Unfortunately, digital learning comes with certain limitations that teachers can’t adjust for.
“It’s been really hard,” said Mr. Flynn, a math teacher. “One of the things that I like to do in the classroom is have students kind of collaborate and work in small groups. Our Google Meet system isn’t really set up for that yet. It’s also really hard for me to assess learning as it’s going on. In the classroom I could walk around and look and see students working and finding mistakes early.”
Despite the myriad of different issues teachers have been facing in changing the specific content of their instruction to work with the new model, one of the most common issues challenging teachers is, in fact, the lack of student interaction.
“I am very much a teacher who just needs that interaction with students…a lot of times we just don’t know when you all need help because we’re not in the classroom,” declared Mr. Minard, World History and Sociology teacher. “I need that feedback. I’m a teacher that likes to speak to students and be sarcastic. I like to make funny jokes to try and entertain and see my students laugh, so I can see that they’re having a good time in the classroom. So it’s tough when we’re in this [virtual learning environment], when all your camera’s aren’t on.”

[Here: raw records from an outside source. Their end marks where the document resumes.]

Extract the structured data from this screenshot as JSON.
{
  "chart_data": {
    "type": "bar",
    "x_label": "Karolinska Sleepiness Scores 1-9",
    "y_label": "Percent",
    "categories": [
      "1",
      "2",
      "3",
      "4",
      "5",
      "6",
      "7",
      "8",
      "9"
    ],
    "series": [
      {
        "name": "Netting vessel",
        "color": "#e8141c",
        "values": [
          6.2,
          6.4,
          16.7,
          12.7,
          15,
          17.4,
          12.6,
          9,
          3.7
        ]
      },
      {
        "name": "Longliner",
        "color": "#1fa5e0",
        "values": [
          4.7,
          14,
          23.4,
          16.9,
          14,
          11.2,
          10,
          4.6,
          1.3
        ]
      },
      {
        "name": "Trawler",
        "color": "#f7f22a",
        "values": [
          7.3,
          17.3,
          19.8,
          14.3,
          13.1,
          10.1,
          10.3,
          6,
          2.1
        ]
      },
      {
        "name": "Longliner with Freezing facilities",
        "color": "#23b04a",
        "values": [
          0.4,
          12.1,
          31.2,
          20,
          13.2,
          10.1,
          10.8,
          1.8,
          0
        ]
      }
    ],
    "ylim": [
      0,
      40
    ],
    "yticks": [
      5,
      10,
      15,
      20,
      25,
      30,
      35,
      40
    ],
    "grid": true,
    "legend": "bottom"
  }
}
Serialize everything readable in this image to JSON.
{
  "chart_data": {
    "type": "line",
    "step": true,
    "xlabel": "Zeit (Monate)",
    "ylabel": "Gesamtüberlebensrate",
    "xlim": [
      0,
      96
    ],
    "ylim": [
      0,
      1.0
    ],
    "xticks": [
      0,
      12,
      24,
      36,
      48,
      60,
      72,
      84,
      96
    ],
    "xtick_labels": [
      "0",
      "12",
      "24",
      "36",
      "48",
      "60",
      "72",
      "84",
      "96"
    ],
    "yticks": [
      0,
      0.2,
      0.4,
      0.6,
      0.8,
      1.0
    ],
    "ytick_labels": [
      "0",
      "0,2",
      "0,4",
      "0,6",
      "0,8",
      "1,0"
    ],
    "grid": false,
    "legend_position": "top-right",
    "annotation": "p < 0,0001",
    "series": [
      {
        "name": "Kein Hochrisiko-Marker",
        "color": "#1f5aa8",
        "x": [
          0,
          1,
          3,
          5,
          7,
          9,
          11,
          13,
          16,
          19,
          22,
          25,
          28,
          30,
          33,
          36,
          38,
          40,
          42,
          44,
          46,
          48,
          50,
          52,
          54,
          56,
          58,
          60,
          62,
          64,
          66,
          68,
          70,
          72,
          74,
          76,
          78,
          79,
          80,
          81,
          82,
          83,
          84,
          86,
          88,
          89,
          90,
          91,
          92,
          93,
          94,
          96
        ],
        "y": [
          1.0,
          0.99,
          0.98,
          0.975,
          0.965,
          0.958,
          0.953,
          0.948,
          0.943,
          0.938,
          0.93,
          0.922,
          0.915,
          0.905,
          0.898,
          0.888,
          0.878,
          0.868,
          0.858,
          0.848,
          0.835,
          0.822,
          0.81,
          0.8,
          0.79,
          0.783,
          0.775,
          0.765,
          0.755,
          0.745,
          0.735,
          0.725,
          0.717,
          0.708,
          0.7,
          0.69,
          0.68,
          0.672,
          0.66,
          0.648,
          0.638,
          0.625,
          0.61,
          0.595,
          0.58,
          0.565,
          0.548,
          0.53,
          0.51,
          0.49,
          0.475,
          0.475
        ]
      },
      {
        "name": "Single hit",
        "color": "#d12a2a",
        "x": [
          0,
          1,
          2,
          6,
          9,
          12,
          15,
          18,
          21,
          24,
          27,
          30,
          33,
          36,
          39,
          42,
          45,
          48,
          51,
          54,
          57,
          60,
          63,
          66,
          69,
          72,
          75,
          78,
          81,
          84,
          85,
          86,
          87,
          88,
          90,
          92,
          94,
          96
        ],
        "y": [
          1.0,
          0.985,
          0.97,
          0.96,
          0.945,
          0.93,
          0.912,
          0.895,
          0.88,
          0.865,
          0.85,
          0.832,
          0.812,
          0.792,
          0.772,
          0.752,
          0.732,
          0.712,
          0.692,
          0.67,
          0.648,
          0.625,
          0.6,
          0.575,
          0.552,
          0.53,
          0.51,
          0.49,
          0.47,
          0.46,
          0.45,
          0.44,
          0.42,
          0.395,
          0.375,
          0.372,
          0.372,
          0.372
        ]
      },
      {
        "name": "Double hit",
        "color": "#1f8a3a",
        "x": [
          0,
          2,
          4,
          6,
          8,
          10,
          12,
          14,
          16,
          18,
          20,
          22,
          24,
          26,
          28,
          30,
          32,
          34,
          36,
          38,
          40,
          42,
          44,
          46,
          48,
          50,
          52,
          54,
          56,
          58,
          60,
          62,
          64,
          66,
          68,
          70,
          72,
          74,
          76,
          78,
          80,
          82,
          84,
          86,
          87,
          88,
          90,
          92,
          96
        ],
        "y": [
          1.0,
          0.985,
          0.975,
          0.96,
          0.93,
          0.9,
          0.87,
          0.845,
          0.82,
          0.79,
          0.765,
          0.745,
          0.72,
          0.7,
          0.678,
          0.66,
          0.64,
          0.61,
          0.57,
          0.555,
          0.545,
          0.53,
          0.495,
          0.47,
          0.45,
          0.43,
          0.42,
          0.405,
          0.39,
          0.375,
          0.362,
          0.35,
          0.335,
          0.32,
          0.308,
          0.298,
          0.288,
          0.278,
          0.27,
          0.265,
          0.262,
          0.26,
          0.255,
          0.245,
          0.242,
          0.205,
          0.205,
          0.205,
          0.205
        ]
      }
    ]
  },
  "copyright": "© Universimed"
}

The lack of interaction is not just a problem for teachers, however. According to Mr. Flynn, “Teaching and learning is more than just ‘here’s the content and here’s how you solve a problem, go ahead and do it’. … you learn better if you develop positive relationships and trust and things like that. It’s a lot harder to do virtually.”
Despite the sea of hurdles and challenges that teachers have had to deal with as a result of digital learning, there may be a few (but by no means insignificant), benefits that have accompanied the model, aside from the obvious public health and safety gains. Mr. Minard expressed hope that the use of digital learning alongside traditional classroom time may pose a practical solution to classroom overcrowding, a very real contention that the school system struggled with before the Covid-19 outbreak.
“We could have, on Mondays, instead of having thirty kids in my classroom, I have fifteen and the other fifteen are home at a distance. So now I just have to teach fifteen kids and then on Tuesday maybe the other fifteen kids come in,” Mr. Minard explained. “Maybe bringing kids in half days or half the time, [so that] we could have smaller class sizes which would help with discipline problems. It would help teachers to interact because instead of having thirty kids in the room, I only have fifteen…I think we can look at this and learn from it. I think some positive things will come out of this.”
In addition to long term progress, digital learning may also provide some more immediate boons to both teachers and students.
“Something amazing that happened in the spring is that students that I’ve had all year that are shy and never spoke in class, spoke in the chat box in Digital Learning. I was like, wow that’s incredible because I didn’t get to know them at all in the building, but I was getting to know them in Digital Learning,” Ms. Crawford remarked.
It seems that despite all the hardships that come with an entirely new mode of instruction, teachers are determined to adjust to their new environment to ensure that education continues and student’s don’t miss out on learning.